Into the Desert is by turns thrilling, heartbreaking, tense, and tender. It is also frequently surprising: just when the desert adventures reach a point of maximum tension, the narrative often flashes back to the sisters-in-laws’ past life in the village, and just when you think you might’ve had enough of desert adventures, the story plunges you into the wholly new and grimly fascinating world of the work encampment at the salt lake, where the hardships and obstacles are completely different. Throughout the story, we feel the tension between a certain hardheaded pragmatism and the higher ideals of the heart. How much of our sensitivity must we sacrifice just to survive? And yet, after we’ve forfeited our more tender sentiments, how much is life worth living? Into the Desert skillfully navigates this problem with humanity, compassion, and the occasional humor. “Don’t cry if the sand buries me,” says Lanlan to Ying’er when all seems lost. “Tears are water too. You’ll have to conserve.”
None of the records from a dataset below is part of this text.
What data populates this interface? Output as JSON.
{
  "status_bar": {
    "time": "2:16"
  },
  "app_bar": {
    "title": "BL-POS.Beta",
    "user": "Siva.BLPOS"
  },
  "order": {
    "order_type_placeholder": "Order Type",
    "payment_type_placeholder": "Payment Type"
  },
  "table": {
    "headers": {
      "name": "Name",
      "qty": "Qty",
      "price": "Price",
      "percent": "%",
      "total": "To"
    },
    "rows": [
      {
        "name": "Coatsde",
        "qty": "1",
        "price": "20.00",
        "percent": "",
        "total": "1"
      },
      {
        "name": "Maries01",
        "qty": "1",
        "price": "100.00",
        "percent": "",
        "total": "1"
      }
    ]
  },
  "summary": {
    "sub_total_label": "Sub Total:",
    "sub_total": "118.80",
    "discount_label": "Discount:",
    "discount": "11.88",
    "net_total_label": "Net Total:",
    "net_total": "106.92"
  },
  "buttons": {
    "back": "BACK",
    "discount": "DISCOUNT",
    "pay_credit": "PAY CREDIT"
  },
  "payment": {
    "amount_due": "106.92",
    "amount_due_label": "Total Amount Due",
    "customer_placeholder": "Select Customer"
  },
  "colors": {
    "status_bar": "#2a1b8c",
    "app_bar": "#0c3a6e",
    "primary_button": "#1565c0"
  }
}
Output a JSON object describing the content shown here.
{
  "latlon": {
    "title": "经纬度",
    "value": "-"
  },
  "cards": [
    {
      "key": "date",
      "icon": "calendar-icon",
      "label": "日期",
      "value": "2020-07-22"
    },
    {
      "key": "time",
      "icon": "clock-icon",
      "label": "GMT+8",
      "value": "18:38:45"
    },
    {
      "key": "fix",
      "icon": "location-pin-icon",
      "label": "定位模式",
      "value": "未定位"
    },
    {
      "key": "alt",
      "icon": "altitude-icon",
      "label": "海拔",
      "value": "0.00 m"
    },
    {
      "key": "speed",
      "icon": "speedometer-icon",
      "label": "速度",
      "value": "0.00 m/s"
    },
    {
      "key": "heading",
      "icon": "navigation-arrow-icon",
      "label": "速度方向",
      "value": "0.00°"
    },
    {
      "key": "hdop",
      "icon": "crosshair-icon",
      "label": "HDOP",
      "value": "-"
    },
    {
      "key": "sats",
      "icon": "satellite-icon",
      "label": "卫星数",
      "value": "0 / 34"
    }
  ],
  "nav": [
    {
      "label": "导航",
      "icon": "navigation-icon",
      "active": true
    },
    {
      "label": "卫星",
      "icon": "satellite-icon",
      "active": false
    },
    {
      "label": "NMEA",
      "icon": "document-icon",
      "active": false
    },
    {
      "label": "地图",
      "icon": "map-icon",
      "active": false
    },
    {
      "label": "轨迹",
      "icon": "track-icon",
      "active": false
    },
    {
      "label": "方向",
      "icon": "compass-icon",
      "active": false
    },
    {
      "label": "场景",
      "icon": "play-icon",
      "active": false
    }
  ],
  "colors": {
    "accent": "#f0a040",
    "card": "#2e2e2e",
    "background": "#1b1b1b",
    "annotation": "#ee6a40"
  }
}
Xuemo’s straightforward prose style, as translated by Howard Goldblatt and Sylvia Li-chun Lin, is clear and vigorous. He deftly weaves together the adventure story of the desert travels with the social reportage of rural Chinese village life and the emotional journeys of his characters, each of them caught in traps that they struggle to escape, with varying degrees of success. According to the translator’s afterword, Into the Desert is, in fact, an excerpt and adaptation of Ying’er and Lanlan’s story from Xuemo’s three-volume, million-word saga involving dozens of characters from this region and era. The translators promise more translations and adaptations from Xuemo’s larger work; if those adaptations are as thrilling, heartfelt, and uncompromisingly honest as Into the Desert, then English-speaking audiences have much to look forward to.